As early as 1825, the Rector and Visitors formally indicated
that instruction in military and civil architecture would be
a part of the education program of the University. Such courses
were offered starting in 1827. Notable members of the early
engineering staff were Charles Bonnycastle, trained in military
engineering in England, and William Barton Rogers, later co-founder
of the Massachusetts Institute of Technology. Engineering instruction
was not sought widely by young men in the predominantly agricultural
South, however; and by 1850, it was announced that the engineering
program would be discontinued.
A new and more successful beginning was
made in 1865 under the direction of Professor Charles Scott
Venable, and by 1869 the University awarded its first degrees
in engineering. Instruction was offered in civil and mining
engineering until the 1881-1882 session, when engineering became
a professional department. William Mynn Thornton became the
first dean of engineering in 1905. Under his leadership, three
new degree programs were added: mechanical engineering in 1891,
electrical engineering in 1897, and chemical engineering in
Between World War I and World War II, the
engineering curricula were revised and strengthened to provide
a broader program of study, including the humanities. During
both wars, the school offered engineering instruction to members
of the armed forces; and ROTC programs for the Navy, Army, and
Air Force were introduced during and after World War II.

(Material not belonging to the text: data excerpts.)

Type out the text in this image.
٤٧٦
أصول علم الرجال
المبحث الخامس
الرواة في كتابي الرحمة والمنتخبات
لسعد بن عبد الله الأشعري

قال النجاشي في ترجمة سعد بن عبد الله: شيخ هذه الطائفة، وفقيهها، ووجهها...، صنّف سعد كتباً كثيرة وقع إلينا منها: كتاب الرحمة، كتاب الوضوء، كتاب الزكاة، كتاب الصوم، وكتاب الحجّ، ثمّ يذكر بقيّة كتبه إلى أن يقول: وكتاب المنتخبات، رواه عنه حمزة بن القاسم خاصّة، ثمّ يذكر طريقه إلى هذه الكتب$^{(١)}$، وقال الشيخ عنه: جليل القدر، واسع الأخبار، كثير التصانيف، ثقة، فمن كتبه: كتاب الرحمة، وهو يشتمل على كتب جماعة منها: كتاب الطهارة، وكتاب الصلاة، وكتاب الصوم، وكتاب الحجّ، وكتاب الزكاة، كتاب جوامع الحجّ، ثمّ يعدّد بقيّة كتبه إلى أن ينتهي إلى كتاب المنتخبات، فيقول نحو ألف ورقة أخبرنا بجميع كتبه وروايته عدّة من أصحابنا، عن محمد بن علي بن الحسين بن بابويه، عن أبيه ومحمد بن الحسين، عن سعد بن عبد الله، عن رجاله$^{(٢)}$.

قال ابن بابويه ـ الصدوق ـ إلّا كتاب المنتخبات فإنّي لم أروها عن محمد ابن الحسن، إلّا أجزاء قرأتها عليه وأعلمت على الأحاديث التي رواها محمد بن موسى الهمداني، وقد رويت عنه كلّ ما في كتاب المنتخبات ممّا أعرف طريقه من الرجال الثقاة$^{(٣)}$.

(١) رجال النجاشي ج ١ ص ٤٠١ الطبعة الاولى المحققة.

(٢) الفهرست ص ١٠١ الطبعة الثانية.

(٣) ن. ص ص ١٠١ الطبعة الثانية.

Reorganization following World War II led
again to an extensive revision of all curricula and to the graduate
studies now offered. In 1955, two new branches of engineering
study were recognized by degrees: aeronautical and nuclear engineering.
In the same year, the first doctoral programs were instituted
in chemical engineering and engineering physics.
In 1962, the name of the School was changed
to the School of Engineering and Applied Science in anticipation
of the establishment of the Department of Materials Science
(1963), the Department of Applied Mathematics and Computer Science
(1964), and the Department of Biomedical Engineering (1967).
The Department of Systems Engineering was established in 1975,
and in 1984, Applied Mathematics and Computer Science became
separate departments. Further reorganization has led to the
present school academic structure with its Departments of Biomedical
Engineering; Chemical Engineering; Civil Engineering; Computer
Science; Electrical and Computer Engineering; Materials Science
and Engineering; Mechanical and Aerospace Engineering; and Systems
and Information Engineering; and the Division of Technology,
Culture, and Communication. The undergraduate program in engineering
science and the graduate program in engineering physics are
administered by the Department of Materials Science and Engineering.
Centers and Institutes
Interdisciplinary research is carried out
through research centers, laboratories, and consortia in which
graduate students in two or more disciplines work together on
a research project.
The Aerogel Research Laboratory was
established in 1996 to investigate fundamental properties as well
as cutting-edge applications of aerogels, which are the lightest
solids ever produced. It is the only university-based aerogel
research program in the United States.
The Applied Electrophysics Laboratories
(AEpL) serve as the University of Virginia's center for research
in solid-state materials, devices, and circuits. AEpL was founded
in 1967 and consists of the Semiconductor Device Laboratory (SDL),
the Laboratory for Optics and Quantum Electronics (LOQE), and
the Millimeter-wave Research Laboratory (MRL). These laboratories
share a 3,500 square-foot clean room facility for device fabrication
and materials growth, as well as a variety of other facilities
for microwave and optical analysis and device design and testing.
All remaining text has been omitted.